In attesa che la situazione si sblocchi a livello nazionale, i gruppi locali (quelli che un tempo il Movimento chiamava Meetup) continuano a incontrarsi e a ribadire compatti lo stesso messaggio: “Correremo alle prossime elezioni Regionali“. Addirittura c’è chi sta già facendo partire i tavoli per scrivere il programma elettorale, rivelando una totale schizofrenia tra quello che succede a Roma e quanto effettivamente sta avvenendo sul territorio. Una spia di come quella famosa riorganizzazione che Di Maio predica ormai da mesi sia non solo lentissima, ma ormai molto difficile da realizzare.

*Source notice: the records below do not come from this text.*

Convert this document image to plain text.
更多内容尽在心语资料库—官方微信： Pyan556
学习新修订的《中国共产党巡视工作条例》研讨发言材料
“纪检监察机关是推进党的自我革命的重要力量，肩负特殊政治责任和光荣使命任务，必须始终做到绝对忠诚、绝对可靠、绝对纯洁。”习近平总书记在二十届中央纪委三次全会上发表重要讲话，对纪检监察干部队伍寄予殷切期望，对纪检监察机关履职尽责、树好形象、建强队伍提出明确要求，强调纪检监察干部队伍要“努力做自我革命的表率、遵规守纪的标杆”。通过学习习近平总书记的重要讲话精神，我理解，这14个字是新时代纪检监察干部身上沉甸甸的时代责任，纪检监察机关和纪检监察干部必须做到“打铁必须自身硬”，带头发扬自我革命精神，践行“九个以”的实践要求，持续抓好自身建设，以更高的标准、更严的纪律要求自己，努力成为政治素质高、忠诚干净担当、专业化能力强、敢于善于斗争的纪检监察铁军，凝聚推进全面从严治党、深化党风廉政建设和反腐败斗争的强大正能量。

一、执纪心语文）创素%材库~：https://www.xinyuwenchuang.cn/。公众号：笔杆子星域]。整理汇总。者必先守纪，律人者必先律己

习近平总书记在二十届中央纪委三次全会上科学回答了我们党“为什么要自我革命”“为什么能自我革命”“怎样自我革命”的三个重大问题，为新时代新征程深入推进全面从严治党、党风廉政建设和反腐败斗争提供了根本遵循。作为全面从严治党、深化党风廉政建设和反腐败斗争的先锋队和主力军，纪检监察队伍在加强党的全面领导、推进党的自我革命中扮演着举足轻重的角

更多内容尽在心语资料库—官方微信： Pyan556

Tanto per citare alcuni incontri, il 10 novembre scorso la consigliera regionale Silvia Piccini ha incontrato gli attivisti a Zola Predosa (Bologna) e al termine ha scritto su Facebook un comunicato durissimo per chi pensa di non correre alle prossime Regionali: “Affollatissima assemblea composta da un centinaio tra consiglieri comunali e attivisti di Bologna e provincia”, è stato l’esordio. “Unanime la volontà di presentarsi alle prossime elezioni Regionali, per continuare il grande lavoro fatto in questi 5 anni, e portare avanti le battaglie del Movimento 5 stelle all’interno delle istituzioni”. Piccini si è anche scagliata contro chi da Roma vuole decidere per il territorio: “Invito chi, dai comodi salotti romani, pensa che sia una buona idea quella di cancellare con un colpo di spugna anni di storia, di fatiche, e di impegno da parte di un’intero gruppo di persone che ha sacrificato parte del proprio tempo per inseguire questo sogno, ad astenersi dal continuare a mortificare una comunità che al Movimento 5 stelle ha dato tanto, permettendo anche a chi oggi pontifica avendo abbandonato o non conoscendo per nulla il territorio, proprio di stare seduto dove sta”. Nello stesso weekend in Romagna appunto, sono partiti i tavoli di lavoro per “la redazione del programma elettorale regionale del Movimento 5 stelle“. Della serie che, se non fosse abbastanza chiaro, il territorio va avanti nonostante le perplessità di Di Maio. E questa volta c’è il rischio che non si accontentino di un ordine arrivato dall’alto.